Em muitos projetos, o solo removido de fundações, túneis ou infraestrutura viária pode ser reprocessado e reutilizado na própria região, estimulando cadeias produtivas locais. Isso reduz a dependência de matérias-primas extraídas de novas jazidas e incentiva modelos de negócio baseados em construção de baixo carbono e produção distribuída.

Quais são os principais benefícios dos tijolos recicláveis que armazenam carbono?
Além da captura ativa de CO₂, os tijolos desenvolvidos pela earth4Earth e por outras iniciativas similares apresentam características alinhadas à ideia de materiais regenerativos. Eles buscam ir além da neutralidade de emissões, contribuindo para restaurar ciclos naturais e reduzir impactos cumulativos ao longo do tempo.
Esses blocos podem ser reciclados, reaproveitados em novos componentes de construção ou, dependendo da formulação, reintegrados ao solo ao fim da vida útil da edificação, mantendo o carbono estabilizado. Entre as principais vantagens dos tijolos recicláveis que capturam CO₂, destacam-se a redução de emissões na fabricação, o armazenamento permanente de carbono, o reaproveitamento de terra escavada e o estímulo à produção local integrada à arquitetura sustentável.
Qual é o papel dessa tecnologia no futuro da construção civil e do CO₂?
À medida que governos, empresas e cidades estabelecem metas de neutralidade climática até meados deste século, soluções como os tijolos que capturam carbono tendem a ganhar espaço em políticas públicas, certificações e projetos-piloto. O uso de materiais de construção ecológicos aparece como uma das estratégias mais acessíveis para reduzir o impacto climático de novas edificações e retrofit de construções existentes.

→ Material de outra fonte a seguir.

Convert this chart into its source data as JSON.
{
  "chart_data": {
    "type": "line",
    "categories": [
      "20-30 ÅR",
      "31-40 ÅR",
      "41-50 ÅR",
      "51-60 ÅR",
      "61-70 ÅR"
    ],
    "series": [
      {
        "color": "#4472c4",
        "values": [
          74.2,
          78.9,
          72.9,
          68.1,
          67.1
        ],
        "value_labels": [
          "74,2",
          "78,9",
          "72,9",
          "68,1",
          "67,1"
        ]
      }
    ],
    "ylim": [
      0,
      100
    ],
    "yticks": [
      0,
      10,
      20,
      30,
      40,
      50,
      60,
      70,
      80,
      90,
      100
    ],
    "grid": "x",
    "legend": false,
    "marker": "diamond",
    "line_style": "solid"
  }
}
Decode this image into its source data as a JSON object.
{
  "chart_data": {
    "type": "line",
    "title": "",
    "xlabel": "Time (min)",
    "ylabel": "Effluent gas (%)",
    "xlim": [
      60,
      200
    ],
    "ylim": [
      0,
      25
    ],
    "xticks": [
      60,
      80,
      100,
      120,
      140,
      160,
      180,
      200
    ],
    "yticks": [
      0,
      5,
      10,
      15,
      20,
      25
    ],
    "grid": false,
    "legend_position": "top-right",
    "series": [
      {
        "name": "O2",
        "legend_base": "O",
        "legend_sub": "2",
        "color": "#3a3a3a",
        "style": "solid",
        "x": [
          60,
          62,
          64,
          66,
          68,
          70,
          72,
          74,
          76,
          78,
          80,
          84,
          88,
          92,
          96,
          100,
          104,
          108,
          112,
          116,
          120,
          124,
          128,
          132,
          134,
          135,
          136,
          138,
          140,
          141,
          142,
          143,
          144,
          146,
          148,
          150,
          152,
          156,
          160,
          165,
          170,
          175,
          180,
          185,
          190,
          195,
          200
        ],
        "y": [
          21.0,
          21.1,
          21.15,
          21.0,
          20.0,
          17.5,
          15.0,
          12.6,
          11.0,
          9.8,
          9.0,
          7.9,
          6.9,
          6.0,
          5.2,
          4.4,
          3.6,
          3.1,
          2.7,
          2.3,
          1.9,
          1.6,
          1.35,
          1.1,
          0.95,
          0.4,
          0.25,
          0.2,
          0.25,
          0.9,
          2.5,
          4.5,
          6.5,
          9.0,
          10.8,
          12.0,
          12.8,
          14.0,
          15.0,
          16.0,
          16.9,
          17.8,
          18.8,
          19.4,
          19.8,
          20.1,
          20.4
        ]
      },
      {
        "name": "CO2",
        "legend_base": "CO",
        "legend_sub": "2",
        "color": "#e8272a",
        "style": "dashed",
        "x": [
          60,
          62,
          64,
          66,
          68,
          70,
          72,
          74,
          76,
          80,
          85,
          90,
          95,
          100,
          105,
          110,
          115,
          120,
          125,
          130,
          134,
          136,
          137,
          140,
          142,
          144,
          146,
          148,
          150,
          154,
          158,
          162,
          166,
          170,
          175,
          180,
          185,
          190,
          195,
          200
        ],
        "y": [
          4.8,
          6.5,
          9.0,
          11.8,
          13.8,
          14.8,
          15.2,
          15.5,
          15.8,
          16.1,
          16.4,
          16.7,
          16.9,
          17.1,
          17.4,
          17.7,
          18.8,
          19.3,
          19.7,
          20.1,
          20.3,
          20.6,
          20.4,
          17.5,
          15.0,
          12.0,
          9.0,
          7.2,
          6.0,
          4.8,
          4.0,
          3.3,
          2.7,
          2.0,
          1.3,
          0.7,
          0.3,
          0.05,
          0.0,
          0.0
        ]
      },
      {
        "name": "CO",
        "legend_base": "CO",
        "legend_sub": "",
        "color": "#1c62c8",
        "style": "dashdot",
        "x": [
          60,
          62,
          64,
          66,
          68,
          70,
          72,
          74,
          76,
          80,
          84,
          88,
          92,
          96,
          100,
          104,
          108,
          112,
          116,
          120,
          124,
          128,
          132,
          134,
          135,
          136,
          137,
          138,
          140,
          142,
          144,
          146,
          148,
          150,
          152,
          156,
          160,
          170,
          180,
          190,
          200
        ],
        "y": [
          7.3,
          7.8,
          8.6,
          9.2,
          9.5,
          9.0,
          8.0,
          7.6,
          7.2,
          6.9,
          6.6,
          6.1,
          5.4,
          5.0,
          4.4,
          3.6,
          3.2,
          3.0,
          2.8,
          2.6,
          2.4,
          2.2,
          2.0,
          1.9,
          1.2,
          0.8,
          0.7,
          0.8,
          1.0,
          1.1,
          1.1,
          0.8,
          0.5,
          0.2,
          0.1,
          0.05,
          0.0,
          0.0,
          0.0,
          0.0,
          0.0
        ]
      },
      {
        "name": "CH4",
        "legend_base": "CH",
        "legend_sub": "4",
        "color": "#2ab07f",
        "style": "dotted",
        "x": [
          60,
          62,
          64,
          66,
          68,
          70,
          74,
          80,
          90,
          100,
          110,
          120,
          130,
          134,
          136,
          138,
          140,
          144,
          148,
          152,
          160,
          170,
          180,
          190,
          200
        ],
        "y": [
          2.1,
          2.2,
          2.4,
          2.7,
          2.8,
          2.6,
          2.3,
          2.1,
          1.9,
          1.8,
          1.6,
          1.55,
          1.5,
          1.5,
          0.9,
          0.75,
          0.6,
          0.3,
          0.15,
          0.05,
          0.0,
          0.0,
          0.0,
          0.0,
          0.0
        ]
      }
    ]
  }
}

A proposta da earth4Earth de transformar o tijolo em sumidouro de carbono ilustra um movimento mais amplo na arquitetura sustentável. Edifícios passam a ser tratados como infraestruturas capazes de regenerar ambientes, reaproveitar resíduos e contribuir para o equilíbrio climático, abrindo caminho para edifícios carbono negativo que armazenam mais CO₂ do que emitem ao longo de seu ciclo de vida.